Citation: Balke, M., Panjaitan, R., Surbakti, S., Shaverdo, H., Hendrich, L., Van Dam, M. H., & Lam, A. (2022). Dataset from: NextRAD phylogenomics, sanger sequencing and morphological data to establish three new species of New Guinea stream beetles. Alpine Entomology 6: 51-64, DOI: http://dx.doi.org/10.3897/alpento.6.86665. (Version 1661532893770) .Dataset mediated by Plazi.org taxonomic treatments database. Dataset DOI: https://doi.org/10.15468/zyh228

mdoering commented 2 years ago

The citation is generated based on CSL styles from the metadata supplied. We have picked APA as the default style, but you can generate any other citation style from our metadata as you want.

What we cannot do is alter the citation in a custom way - we dont treat it as a string. The mediated by Plazi for example is not part of any normal citation style and I therefore cant see a way to cite that. Instead you are listed as the publisher:

CSL JSON: https://api.checklistbank.org/dataset/129880.csljs

Derived from the full metadata https://api.checklistbank.org/dataset/129880.json

Other CSL Styles you could pick ( we did consider to allow users to chose their preferred style): https://www.zotero.org/styles?q=apa

myrmoteras commented 2 years ago

Lyubo might help here: What is needed is a form of the citation that when picked up by Crossref allows them to extract the embedded DOIs. For that reason the two are needed. A publisher would like to see his publication cited, at the same time the dataset need be cited. The rest seems to be more "cosmetics" and fit for use for a particular user.

mdoering commented 2 years ago

Not sure if I understand "picked up by Crossref". When we publish DOIs we include structured Datacite metadata, so no parsing is needed and no citation string is ever passed around. That citation string is only for human eyes really.

myrmoteras commented 2 years ago

Sorry for my confuse writing. What the point Lyubo makes is that the citation should include both the dataset DOI as well as the source DOI of the article, of course also in the JSON.

If I understand the citation properly, this should be included in a publication that uses this checklist dataset. May be we should once try to write down how this works.

Lyubo's concern is, that he as publisher can understand where his works are being cited.

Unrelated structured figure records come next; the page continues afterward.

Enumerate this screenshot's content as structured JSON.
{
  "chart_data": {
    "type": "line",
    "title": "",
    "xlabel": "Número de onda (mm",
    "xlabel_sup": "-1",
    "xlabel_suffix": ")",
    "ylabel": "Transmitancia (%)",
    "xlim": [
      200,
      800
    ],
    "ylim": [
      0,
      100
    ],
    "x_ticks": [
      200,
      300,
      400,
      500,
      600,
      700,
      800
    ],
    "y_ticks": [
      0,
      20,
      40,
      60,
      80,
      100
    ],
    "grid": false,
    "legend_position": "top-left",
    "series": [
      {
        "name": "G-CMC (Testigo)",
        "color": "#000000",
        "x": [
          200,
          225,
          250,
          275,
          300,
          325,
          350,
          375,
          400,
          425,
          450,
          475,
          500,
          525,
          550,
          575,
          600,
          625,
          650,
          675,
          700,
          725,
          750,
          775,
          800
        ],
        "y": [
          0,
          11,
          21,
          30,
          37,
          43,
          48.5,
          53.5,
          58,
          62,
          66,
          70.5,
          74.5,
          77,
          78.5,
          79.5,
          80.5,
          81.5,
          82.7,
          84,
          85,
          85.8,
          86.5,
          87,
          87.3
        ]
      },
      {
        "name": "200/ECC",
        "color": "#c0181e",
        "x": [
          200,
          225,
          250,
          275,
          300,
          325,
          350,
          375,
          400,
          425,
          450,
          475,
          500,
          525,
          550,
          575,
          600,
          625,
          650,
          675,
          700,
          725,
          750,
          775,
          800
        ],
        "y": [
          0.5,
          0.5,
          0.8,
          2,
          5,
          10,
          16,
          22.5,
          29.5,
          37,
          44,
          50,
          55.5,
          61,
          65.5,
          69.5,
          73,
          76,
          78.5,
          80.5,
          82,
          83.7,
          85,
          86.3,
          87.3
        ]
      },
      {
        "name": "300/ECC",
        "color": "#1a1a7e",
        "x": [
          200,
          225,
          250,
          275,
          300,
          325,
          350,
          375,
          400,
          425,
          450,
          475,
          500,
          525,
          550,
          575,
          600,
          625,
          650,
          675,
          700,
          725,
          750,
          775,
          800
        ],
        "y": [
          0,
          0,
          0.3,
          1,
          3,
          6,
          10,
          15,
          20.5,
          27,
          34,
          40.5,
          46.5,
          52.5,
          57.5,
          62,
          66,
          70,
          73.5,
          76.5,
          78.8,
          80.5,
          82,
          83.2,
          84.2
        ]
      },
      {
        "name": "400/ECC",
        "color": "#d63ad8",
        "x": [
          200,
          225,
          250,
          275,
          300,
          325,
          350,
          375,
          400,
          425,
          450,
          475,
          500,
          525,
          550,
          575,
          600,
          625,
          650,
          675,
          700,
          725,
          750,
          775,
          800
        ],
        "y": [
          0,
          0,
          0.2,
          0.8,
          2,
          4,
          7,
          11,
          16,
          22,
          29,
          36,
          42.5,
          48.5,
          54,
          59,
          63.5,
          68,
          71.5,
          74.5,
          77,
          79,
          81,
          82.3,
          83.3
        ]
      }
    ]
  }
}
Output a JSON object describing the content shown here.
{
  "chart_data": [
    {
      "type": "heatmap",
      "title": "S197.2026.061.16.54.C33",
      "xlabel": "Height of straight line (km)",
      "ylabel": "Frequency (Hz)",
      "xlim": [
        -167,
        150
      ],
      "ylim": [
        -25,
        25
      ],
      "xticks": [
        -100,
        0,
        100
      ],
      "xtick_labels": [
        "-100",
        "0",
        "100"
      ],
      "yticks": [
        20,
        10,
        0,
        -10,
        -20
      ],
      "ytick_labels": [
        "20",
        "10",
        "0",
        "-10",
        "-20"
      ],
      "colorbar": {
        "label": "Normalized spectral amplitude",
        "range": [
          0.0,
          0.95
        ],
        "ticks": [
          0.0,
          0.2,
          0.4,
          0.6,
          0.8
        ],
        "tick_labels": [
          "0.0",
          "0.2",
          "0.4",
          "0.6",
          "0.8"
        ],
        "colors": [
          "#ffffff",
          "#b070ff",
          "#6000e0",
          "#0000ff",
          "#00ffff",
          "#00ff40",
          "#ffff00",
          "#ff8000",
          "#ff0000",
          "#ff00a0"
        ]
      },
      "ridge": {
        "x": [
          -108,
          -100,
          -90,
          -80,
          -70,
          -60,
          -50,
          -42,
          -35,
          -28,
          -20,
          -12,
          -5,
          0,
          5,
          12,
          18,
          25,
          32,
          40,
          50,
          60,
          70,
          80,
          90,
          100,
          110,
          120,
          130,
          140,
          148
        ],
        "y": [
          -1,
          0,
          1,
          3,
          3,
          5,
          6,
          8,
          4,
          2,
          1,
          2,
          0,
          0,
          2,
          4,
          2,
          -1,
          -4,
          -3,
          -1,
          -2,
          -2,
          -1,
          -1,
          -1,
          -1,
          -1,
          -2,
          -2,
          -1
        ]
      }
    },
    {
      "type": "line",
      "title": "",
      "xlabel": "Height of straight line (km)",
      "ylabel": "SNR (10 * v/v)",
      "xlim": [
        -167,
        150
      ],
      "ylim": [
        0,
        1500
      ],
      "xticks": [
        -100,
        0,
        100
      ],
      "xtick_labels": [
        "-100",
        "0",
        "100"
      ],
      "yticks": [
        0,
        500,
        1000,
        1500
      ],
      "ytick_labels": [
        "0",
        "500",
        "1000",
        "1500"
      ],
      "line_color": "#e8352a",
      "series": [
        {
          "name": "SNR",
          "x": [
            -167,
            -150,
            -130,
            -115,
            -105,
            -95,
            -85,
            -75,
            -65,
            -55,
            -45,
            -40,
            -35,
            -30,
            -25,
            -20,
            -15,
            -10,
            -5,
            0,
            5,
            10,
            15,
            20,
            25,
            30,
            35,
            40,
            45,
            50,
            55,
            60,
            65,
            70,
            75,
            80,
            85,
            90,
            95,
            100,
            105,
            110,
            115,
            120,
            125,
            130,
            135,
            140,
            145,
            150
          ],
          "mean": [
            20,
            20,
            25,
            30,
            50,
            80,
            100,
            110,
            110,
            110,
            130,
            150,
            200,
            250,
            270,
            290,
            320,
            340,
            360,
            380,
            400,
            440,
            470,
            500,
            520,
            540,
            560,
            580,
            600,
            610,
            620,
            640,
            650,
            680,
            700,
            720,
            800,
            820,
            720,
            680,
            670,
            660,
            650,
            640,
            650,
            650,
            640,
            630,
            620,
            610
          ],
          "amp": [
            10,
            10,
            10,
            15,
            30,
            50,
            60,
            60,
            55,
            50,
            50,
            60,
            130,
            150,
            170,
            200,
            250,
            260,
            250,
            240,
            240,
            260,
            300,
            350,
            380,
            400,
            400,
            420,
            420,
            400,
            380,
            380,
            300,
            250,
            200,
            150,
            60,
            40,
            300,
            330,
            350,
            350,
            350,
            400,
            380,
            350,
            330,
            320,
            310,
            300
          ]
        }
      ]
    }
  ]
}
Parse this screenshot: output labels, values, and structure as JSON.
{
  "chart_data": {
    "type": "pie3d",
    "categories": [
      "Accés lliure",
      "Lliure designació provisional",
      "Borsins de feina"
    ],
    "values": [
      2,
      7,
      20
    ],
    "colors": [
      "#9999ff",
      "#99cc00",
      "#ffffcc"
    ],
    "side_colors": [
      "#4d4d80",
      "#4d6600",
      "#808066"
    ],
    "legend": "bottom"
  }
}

mdoering commented 2 years ago

I cant see how you can cite both DOIs in a classic citation. Where would you put that in BibTex/RIS/Endnote/CSLJson? Isn't that the regular bibliography section at the end where you cite sources in a publication? We do track the source article(s) as a proper citation with DOI as part of the metadata (see source here) and would include that in the DataCite metadata as a relation for any DOI that CLB issues. That would be the case if such a dataset gets included in the COL checklist. For example https://doi.org/10.48580/dfp3-388 is the DOI for SF Orthoptera (SFO) as part of the COL checklist. Thats selected and edited content which is different from the original source. Here is the DataCite metadata for the Orthoptera DOI: https://api.datacite.org/dois/10.48580/dfp3-388

The partOf relation lists the COL Checklist releases that this version is included in. If SFO had a dataset DOI this would be included with the IsDerivedFrom relation. I suppose we could also cite the article DOI here as the derivedFrom source? That's sth we can surely do, so the article ends up in the citation graph.

The dataset DOI given in the example above is from GBIF, which maybe is not the best DOI to (re)use? Is there a Plazi one we should be using for the dataset? We can easily get into a proliferation of DOIs for datasets. Would it not be better to assign a DOI where the dataset was minted?